13 Bullets
- First print edition
- Author: David Wellington
- Cover artist: Barbara Sturman
- Language: English
- Series: David Wellington's Vampire series
- Genre: Horror
- Publisher: brokentype (online) Three Rivers Press (print)
- Publication date: August 2006 (online)
- Publication place: United States
- Media type: ebook
- Pages: 336
- ISBN: 0-307-38143-9
- OCLC: 76166945
- Dewey Decimal: 813/.6 22
- LC Class: PS3623.E468 A613 2007
- Followed by: 99 Coffins

= 13 Bullets =

2006 novel by David Wellington

13 Bullets is a vampire novel by David Wellington, published in serial online in March, 2006.

==Plot introduction==
13 Bullets takes place in Pennsylvania in the year 2003, in a setting similar to the real world, but where vampires and other supernatural forces are rare but accepted phenomena. It is widely believed that vampires were all but wiped out twenty years ago by Special Deputy Jameson Arkeley. The last vampire still in existence, Justinia Malvern, long imprisoned in a nearly abandoned sanitarium, has somehow managed to bestow her vampiric curse to the outside world and is working to free herself of human confinement. Pennsylvania State Trooper Laura Caxton is assigned to assist Arkeley hunt down the vampires running loose in rural Pennsylvania.

==Vampire nature in 13 Bullets==

The vampires in David Wellington's novel seem to lose all their human appearances once turned. Their ears become pointed, their hair falls out, all teeth become wickedly sharp, and skin color always becomes pale white, regardless of ethnicity and pigmentation in life. The vampire must remain in a coffin during the day, as their bodies literally die each sunrise, and flesh melts into a noxious fluid, with dead skin and maggots. They are put together when dusk comes, thus getting a new body at night.

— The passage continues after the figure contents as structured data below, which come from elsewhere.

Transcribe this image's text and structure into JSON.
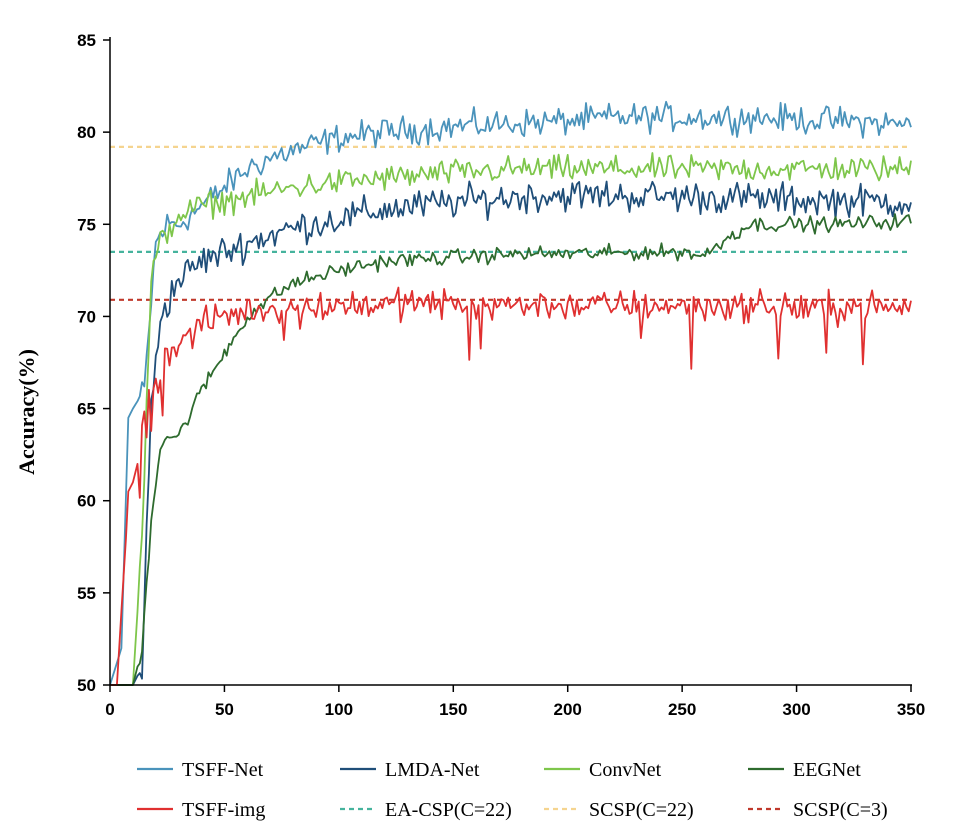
{
  "chart_data": {
    "type": "line",
    "title": "",
    "xlabel": "",
    "ylabel": "Accuracy(%)",
    "xlim": [
      0,
      350
    ],
    "ylim": [
      50,
      85
    ],
    "xticks": [
      "0",
      "50",
      "100",
      "150",
      "200",
      "250",
      "300",
      "350"
    ],
    "yticks": [
      "50",
      "55",
      "60",
      "65",
      "70",
      "75",
      "80",
      "85"
    ],
    "series": [
      {
        "name": "TSFF-Net",
        "color": "#4a93bb",
        "dashed": false,
        "x": [
          0,
          5,
          8,
          10,
          15,
          20,
          25,
          30,
          40,
          50,
          60,
          70,
          80,
          100,
          120,
          150,
          180,
          200,
          220,
          250,
          280,
          300,
          320,
          350
        ],
        "y": [
          50,
          52,
          64.5,
          65,
          66,
          74,
          75,
          75,
          76,
          77,
          78,
          78.6,
          79,
          79.7,
          80,
          80.3,
          80.5,
          80.6,
          80.8,
          80.8,
          80.8,
          80.7,
          80.6,
          80.4
        ]
      },
      {
        "name": "LMDA-Net",
        "color": "#1f4e79",
        "dashed": false,
        "x": [
          0,
          10,
          14,
          18,
          22,
          30,
          40,
          60,
          80,
          100,
          120,
          150,
          180,
          200,
          250,
          280,
          300,
          320,
          350
        ],
        "y": [
          50,
          50,
          51,
          65,
          70,
          72,
          73,
          74,
          74.8,
          75.3,
          75.8,
          76.2,
          76.5,
          76.6,
          76.5,
          76.4,
          76.3,
          76.3,
          76.2
        ]
      },
      {
        "name": "ConvNet",
        "color": "#7ec64b",
        "dashed": false,
        "x": [
          0,
          10,
          14,
          18,
          22,
          30,
          40,
          60,
          80,
          100,
          120,
          150,
          180,
          200,
          250,
          280,
          300,
          320,
          350
        ],
        "y": [
          50,
          50,
          58,
          72,
          74,
          75.5,
          76,
          76.5,
          77,
          77.3,
          77.5,
          77.8,
          78,
          78,
          78,
          78,
          78,
          78,
          78
        ]
      },
      {
        "name": "EEGNet",
        "color": "#2e6b2e",
        "dashed": false,
        "x": [
          0,
          10,
          14,
          18,
          22,
          25,
          30,
          40,
          50,
          60,
          70,
          80,
          100,
          120,
          150,
          180,
          200,
          250,
          260,
          270,
          280,
          300,
          320,
          350
        ],
        "y": [
          50,
          50,
          52,
          59,
          63,
          63.5,
          63.5,
          66,
          68,
          70,
          71,
          71.8,
          72.5,
          73,
          73.2,
          73.4,
          73.4,
          73.5,
          73.3,
          74.3,
          75,
          75,
          75,
          75.2
        ]
      },
      {
        "name": "TSFF-img",
        "color": "#e03030",
        "dashed": false,
        "x": [
          0,
          3,
          5,
          7,
          8,
          10,
          12,
          15,
          20,
          25,
          30,
          40,
          50,
          60,
          80,
          100,
          120,
          150,
          200,
          250,
          300,
          350
        ],
        "y": [
          50,
          50,
          54,
          58,
          60.5,
          61,
          62,
          64.5,
          66.5,
          68,
          68.5,
          69.5,
          70,
          70.3,
          70.5,
          70.6,
          70.7,
          70.7,
          70.6,
          70.6,
          70.5,
          70.5
        ]
      },
      {
        "name": "EA-CSP(C=22)",
        "color": "#45b39d",
        "dashed": true,
        "x": [
          0,
          350
        ],
        "y": [
          73.5,
          73.5
        ]
      },
      {
        "name": "SCSP(C=22)",
        "color": "#f5d48f",
        "dashed": true,
        "x": [
          0,
          350
        ],
        "y": [
          79.2,
          79.2
        ]
      },
      {
        "name": "SCSP(C=3)",
        "color": "#c0392b",
        "dashed": true,
        "x": [
          0,
          350
        ],
        "y": [
          70.9,
          70.9
        ]
      }
    ]
  }
}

Physical damage, such as mangled ears, is repaired each morning, but atrophy due to blood-starvation is not.

The method of transferring the curse is very different from the "traditional" way. To transfer the curse one must accept the vampire's invitation to undeath, and then kill one's self to be reborn.

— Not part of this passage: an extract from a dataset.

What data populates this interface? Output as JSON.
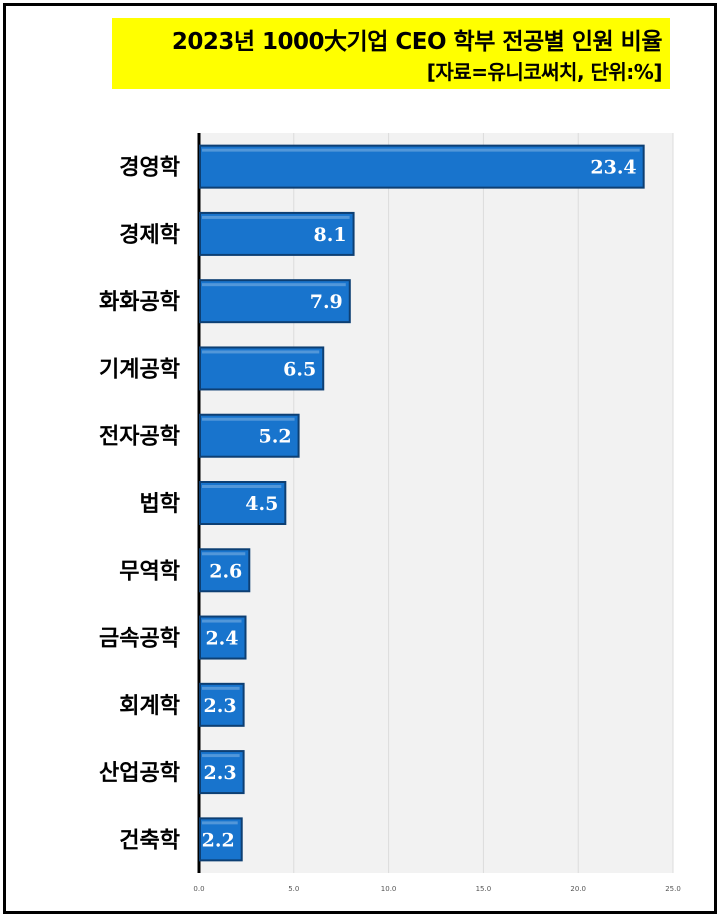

Vampires also have the power to resurrect their victims from the dead to create undead servants. These "half-deads" quickly decay, and thus have weak and fragile bodies. In one scene, Arkeley tells Caxton, that the half-deads are "cowards" and are very easily frightened, though they seem to stand their ground despite massive casualties in later encounters. In combat, they typically use knives and other hand-to-hand weapons, as their hand-eye coordination is too poor to properly use firearms.

Vampires are nearly unstoppable. They exhibit increased speed and vastly enhanced physical strength (enough to twist open a steel padlock using bare hands). As long as they have a supply of blood, they can heal grievous wounds, including massive brain injuries, in seconds. The only way to kill one is by destroying the heart, which is protected by an area of steel-hard skin. The vampire is weakest when it regurgitates blood - usually to feed another vampire - and can potentially be killed with a single shot at this moment. Arkeley himself uses a Glock .23 with cross-pointed bullets, which fragment within the target's body. It is suggested that a vampire with reserves of consumed blood in its body may be able to heal damage to its heart in time to prevent its death.

Unlike most traditional vampires, Wellington's vampires do age to a degree, with the result that their need for blood increases significantly as their body decays over time; the oldest vampire in the series, at over three centuries of age, has reached a point where she will allegedly require five to six gallons of blood just to walk on her own, with younger vampires taking on the responsibility of 'feeding' their elders by bringing them blood.

==Release details==
13 Bullets was printed in book form in 2007 by Three Rivers Press.

==Reception==
13 Bullets has gathered mostly positive reviews from horror fans. Flamesrising.com called the novel a “modern action adventure with deadly vampires, great writing and a few clever plot twists”. Revish stated that Wellington's work was “a worthy addition to an overcrowded genre”.